Da dove viene la nostra ossessione per il mi piace, il like che in forme e formule diverse popola ogni social network e quasi tutte le piattaforme digitali? E dove ci ha portato? Già qualche anno fa Carolin Gerlitz e Anne Helmond avevano parlato, riferendosi solo a certi aspetti, ma cogliendo comunque nel segno, di like economy. A segnalare
una logica del web fatta di scelte binarie orientate a far esprimere una preferenza o l’altra all’utente grazie al pollicione di Facebook. Quel like ha una storia più profonda e antica della creatura di Zuckerberg, radicata negli studi del marketing sul piacere inaugurati già negli anni Novanta.
Per capire ogni sfumatura di quel lungo percorso che dall’advertising ci ha portato all’economia del mi piace occorre partire dalla pubblicità e domandarsi in che modo un annuncio sia in grado di aumentare o meno le vendite di un prodotto o servizio, tema sul quale gli esperti di marketing si sono interrogati per decenni. Poi, all’inizio degli anni Novanta, l’Advertising Research Foundation propose, nel suo progetto Copy Research Validity Project, una soluzione che ci riporta quasi per magia all’oggi: valutare se la pubblicità piace. O meglio, se risulti likable. Di tutti i parametri inclusi in uno studio che accompagnava quel documento, quello che ne uscì vincitor efu appunto la “piacevolezza”. Più degli elementi persuasivi, più della capacità di fissare un messaggio e consentire all’utente – in quel caso allo spettatore – di recuperarlo quando fosse trascorso del tempo, addirittura più della chiarezza del messaggio, fu la capacità di piacere a sfondare e farsi elemento di paragone.
Da tutti i conti che furono fatti, si ricavò una sentenza implacabile: se ti piace, lo compri. In altre parole, i messaggi che piacciono sono i più persuasivi. Da lì si partì nei cosiddetti liking studies, un campo d’indagine con il quale si tentò di migliorare l’uso di quel parametro come elemento essenziale per la valutazione della pubblicità. Il valore del like è fondamentalmente uno: astrae e condensa i pensieri complessi e le emozioni che quei pensieri contengono e, come ogni ottimo lavoro d’astrazione, nefornisce una quantificazione semplice e misurabile. In più, è un parametro universale: la strategia della piacevolezza resta sempre valida, pur al variare delle culture a cui si applica. Se questo era vero per una pubblicità televisiva, figuriamoci quanto possa esserlo oggi. La storia del mi piace su Facebook non è dunque affatto nuova. Affonda le sue radici esattamente in quel periodo.

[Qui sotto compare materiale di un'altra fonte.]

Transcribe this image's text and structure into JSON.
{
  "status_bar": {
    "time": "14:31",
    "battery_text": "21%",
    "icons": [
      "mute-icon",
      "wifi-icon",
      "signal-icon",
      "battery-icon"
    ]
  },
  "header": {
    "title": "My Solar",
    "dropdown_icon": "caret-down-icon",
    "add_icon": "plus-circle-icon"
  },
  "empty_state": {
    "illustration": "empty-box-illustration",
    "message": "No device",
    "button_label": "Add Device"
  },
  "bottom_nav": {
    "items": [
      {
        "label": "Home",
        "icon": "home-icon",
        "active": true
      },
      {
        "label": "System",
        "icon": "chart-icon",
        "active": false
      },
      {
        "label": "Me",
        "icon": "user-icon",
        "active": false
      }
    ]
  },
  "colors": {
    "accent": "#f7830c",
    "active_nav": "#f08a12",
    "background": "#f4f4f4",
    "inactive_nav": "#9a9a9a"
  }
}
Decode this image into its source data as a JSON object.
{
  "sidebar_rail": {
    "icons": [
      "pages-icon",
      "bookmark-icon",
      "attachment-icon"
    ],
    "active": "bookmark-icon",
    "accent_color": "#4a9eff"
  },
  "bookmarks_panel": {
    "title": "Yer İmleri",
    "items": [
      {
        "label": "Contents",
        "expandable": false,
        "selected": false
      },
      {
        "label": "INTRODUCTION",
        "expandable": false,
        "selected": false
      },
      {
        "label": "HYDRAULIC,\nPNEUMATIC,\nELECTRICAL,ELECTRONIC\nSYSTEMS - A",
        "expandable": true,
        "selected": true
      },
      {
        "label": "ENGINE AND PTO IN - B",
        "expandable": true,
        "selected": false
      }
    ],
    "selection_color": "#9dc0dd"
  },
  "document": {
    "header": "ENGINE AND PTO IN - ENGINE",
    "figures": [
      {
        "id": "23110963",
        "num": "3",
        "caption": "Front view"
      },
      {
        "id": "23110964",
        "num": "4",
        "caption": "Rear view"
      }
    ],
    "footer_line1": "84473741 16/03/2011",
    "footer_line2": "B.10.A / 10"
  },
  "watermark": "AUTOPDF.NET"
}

Ne consegue che il pulsante like, indicato più volte nel corso della storia recentissima delle piattaforme sociali come uno strumento radicalmente democratico in grado di dare finalmente la parola al popolo, non è altro che un nuovo – ormai non più troppo nuovo – modo di raccogliere e indicizzare l’opinione del consumatore. Per vendergli esattamente ciò che vuole, che per Facebook significa anzitutto mostrare le pubblicità giuste. È la logica estensione di tutti gli studi e le pratiche di marketing sviluppate a partire dallo studio prima citato dell’Arf. Pulsanti del genere, ormai, se ne trovano perfino nelle toilette pubbliche.
In fondo, la scienza del marketing si è spesso ridotta a questo: collocarci in una serie di tassonomie basate su ciò che ci piace. Il problema del pulsante like è che porta troppo in vista tutto il sistema a cui abbiamo appena accennato. Lo spiegò bene qualche anno fa Robert W. Gehl, docente di comunicazione all’università dello Utah: “Facebook può rivelare troppo dell’architettura sottostante il capitalismo delle emozioni. E il bottone like toglie il velo e rivela lo stucchevole e patetico bisogno degli esperti di marketing di rendere piacevoli i loro brand. Se continua a piacermi, continuo a comprare”. Questa trasparenza del meccanismo è la ragione per cui, negli anni della maturità di Facebook, sempre più utenti hanno iniziato a chiedere un tasto uguale e contrario al pollicione: il famoso dislike. Concederlo agli utenti – la piattaforma ne conta oltre due miliardi – potrebbe a prima vista apparire un vantaggio per chi in fondo deve vendere pubblicità segmentando la propria utenza in modo sempre più preciso. Non è così. Proprio quel medesimo campo d’indagine tratteggiato poco sopra ha dimostrato, come sembra sapere molto bene anche Zuckerberg, che i sentimenti negativi «avvelenano tutto ciò che toccano».